Intrahepatic cholangiocarcinoma (ICC) is the second most common malignant primary tumor of the liver in Japan. Despite progress in operative techniques and adjuvant therapy, the prognosis of ICC remains very poor. Therefore, it is important to investigate the mechanism of carcinogenesis and progression of ICC. We screened allelic losses at 6 loci, including that of novel tumor-suppressor gene FEZ1 on chromosome 8p, and at 5 microsatellite loci to define the association with tumor-suppressor genes (HNPCC, APC, RB1, p53, DCC) in tumors from 18 unrelated ICC patients by PCR-loss of heterozygosity (LOH) assay and correlated the alterations with clinicopathological parameters. As a result, 61.1% (11 of 18) of patients showed LOH at 1 of the loci at least, and microsatellite instability was observed in 16.7% (3 of 18). At locus D8S258, relatively frequent LOH was detected (17.6%) compared with other loci on chromosome 8p. Among the other 5 chromosomal arms tested, the highest frequency of LOH (23.5%) was observed at D17S153. Fifty percent of cases with the mass-forming + periductal infiltrating type were frequently detected by LOH at D8S258 compared to cases of the mass-forming or intraductal growth type. In conclusion, we show that 1 putative tumor-suppressor gene on 8p22 may relate to progression of ICC and suggest that the p53 tumor-suppressor gene may be associated with carcinogenesis of ICC.

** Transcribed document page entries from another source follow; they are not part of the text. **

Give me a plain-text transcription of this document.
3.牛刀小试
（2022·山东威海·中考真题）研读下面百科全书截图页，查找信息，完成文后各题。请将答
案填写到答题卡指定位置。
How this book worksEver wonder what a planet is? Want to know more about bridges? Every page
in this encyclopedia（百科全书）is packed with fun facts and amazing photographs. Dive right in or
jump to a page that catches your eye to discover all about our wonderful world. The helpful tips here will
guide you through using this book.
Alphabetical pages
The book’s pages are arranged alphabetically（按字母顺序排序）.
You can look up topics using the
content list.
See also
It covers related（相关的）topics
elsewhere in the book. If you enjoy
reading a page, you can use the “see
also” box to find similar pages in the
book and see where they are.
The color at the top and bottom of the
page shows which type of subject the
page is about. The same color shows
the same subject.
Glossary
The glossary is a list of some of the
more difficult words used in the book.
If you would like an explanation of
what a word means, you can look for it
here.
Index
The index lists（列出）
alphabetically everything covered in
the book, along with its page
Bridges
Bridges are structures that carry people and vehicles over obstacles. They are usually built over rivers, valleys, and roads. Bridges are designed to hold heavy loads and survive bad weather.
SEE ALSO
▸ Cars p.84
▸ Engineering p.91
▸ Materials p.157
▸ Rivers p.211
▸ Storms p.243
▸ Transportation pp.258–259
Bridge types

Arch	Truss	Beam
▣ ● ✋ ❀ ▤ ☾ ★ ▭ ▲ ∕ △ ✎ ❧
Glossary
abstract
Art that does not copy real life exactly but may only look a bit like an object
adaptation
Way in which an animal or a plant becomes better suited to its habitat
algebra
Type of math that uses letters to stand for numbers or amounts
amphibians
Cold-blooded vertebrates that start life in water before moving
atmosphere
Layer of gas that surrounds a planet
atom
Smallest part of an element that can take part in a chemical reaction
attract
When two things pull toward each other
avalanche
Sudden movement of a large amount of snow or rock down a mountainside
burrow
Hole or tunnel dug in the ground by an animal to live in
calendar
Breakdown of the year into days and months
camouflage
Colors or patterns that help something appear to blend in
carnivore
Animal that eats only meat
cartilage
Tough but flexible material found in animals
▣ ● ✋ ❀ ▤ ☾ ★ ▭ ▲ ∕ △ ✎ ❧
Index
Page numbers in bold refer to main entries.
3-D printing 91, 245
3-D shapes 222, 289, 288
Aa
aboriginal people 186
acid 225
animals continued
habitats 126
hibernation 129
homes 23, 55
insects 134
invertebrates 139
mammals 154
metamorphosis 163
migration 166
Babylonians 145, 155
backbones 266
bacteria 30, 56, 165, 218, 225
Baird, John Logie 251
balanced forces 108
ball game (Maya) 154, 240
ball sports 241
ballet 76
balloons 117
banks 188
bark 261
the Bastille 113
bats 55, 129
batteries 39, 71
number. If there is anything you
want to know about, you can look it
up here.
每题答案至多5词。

Alterations of human chromosome 8p occur frequently in many tumors. We identified a 1.5-Mb common region of allelic loss on 8p22 by allelotype analysis. cDNA selection allowed isolation of several genes, including FEZ1. The predicted Fez1 protein contained a leucine-zipper region with similarity to the DNA-binding domain of the cAMP-responsive activating-transcription factor 5. RNA blot analysis revealed that FEZ1 gene expression was undetectable in more than 60% of epithelial tumors. Mutations were found in primary esophageal cancers and in a prostate cancer cell line. Transcript analysis from several FEZ1-expressing tumors revealed truncated mRNAs, including a frameshift. Alteration and inactivation of the FEZ1 gene may play a role in various human tumors.